Polarization and orbital magnetization in Chern insulators: A microscopic perspective

TL;DR

This paper develops a microscopic framework to derive polarization and orbital magnetization in Chern insulators, revealing differences from traditional theories and highlighting unique microscopic current behaviors.

Contribution

It introduces a microscopic formalism for polarization and magnetization in Chern insulators, extending the modern theories to topologically nontrivial systems and clarifying their conceptual differences.

Findings

Microscopic free current density exists but averages to zero macroscopically.

Polarization expression aligns with modern theory; magnetization expression differs.

Differences elucidate distinct theoretical philosophies for topological insulators.

Abstract

We derive macroscopic expressions for the polarization and orbital magnetization of a Chern insulator in its zero-temperature ground state using a previously developed formalism for treating microscopic polarization and magnetization fields in extended media.

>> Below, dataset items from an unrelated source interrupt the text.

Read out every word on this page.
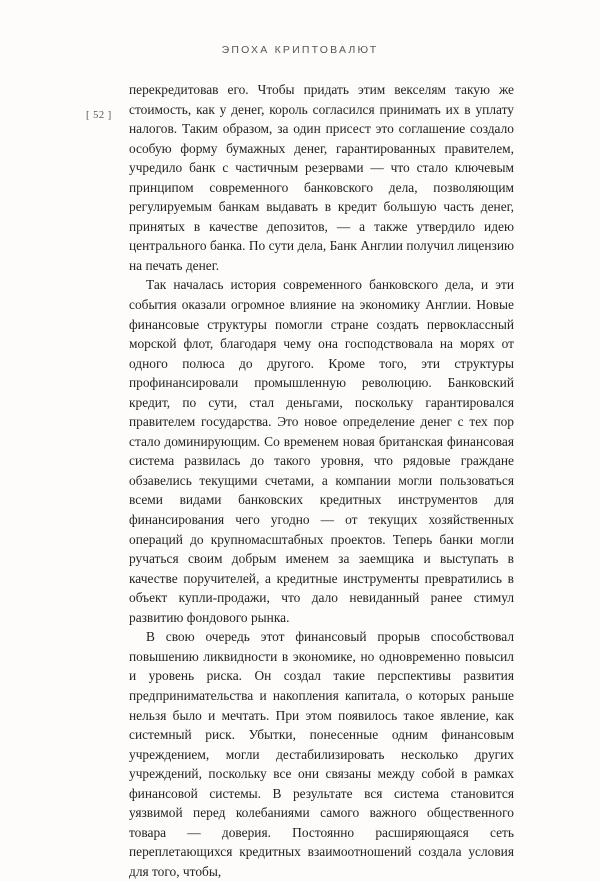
ЭПОХА КРИПТОВАЛЮТ
[ 52 ]

перекредитовав его. Чтобы придать этим векселям такую же стоимость, как у денег, король согласился принимать их в уплату налогов. Таким образом, за один присест это соглашение создало особую форму бумажных денег, гарантированных правителем, учредило банк с частичным резервами — что стало ключевым принципом современного банковского дела, позволяющим регулируемым банкам выдавать в кредит большую часть денег, принятых в качестве депозитов, — а также утвердило идею центрального банка. По сути дела, Банк Англии получил лицензию на печать денег.

Так началась история современного банковского дела, и эти события оказали огромное влияние на экономику Англии. Новые финансовые структуры помогли стране создать первоклассный морской флот, благодаря чему она господствовала на морях от одного полюса до другого. Кроме того, эти структуры профинансировали промышленную революцию. Банковский кредит, по сути, стал деньгами, поскольку гарантировался правителем государства. Это новое определение денег с тех пор стало доминирующим. Со временем новая британская финансовая система развилась до такого уровня, что рядовые граждане обзавелись текущими счетами, а компании могли пользоваться всеми видами банковских кредитных инструментов для финансирования чего угодно — от текущих хозяйственных операций до крупномасштабных проектов. Теперь банки могли ручаться своим добрым именем за заемщика и выступать в качестве поручителей, а кредитные инструменты превратились в объект купли-продажи, что дало невиданный ранее стимул развитию фондового рынка.

В свою очередь этот финансовый прорыв способствовал повышению ликвидности в экономике, но одновременно повысил и уровень риска. Он создал такие перспективы развития предпринимательства и накопления капитала, о которых раньше нельзя было и мечтать. При этом появилось такое явление, как системный риск. Убытки, понесенные одним финансовым учреждением, могли дестабилизировать несколько других учреждений, поскольку все они связаны между собой в рамках финансовой системы. В результате вся система становится уязвимой перед колебаниями самого важного общественного товара — доверия. Постоянно расширяющаяся сеть переплетающихся кредитных взаимоотношений создала условия для того, чтобы,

In the limit of a topologically trivial insulator, our results reduce to those of the "modern theories of polarization and magnetization." In a Chern insulator, however, we find a generically nonvanishing microscopic free current density, the macroscopic average of which vanishes. Moreover, the expression that we obtain for the polarization is qualitatively similar to that of the "modern theory," while the expressions for the orbital magnetization fundamentally differ; the manner in which they differ elucidates the distinct philosophies of these theoretical frameworks.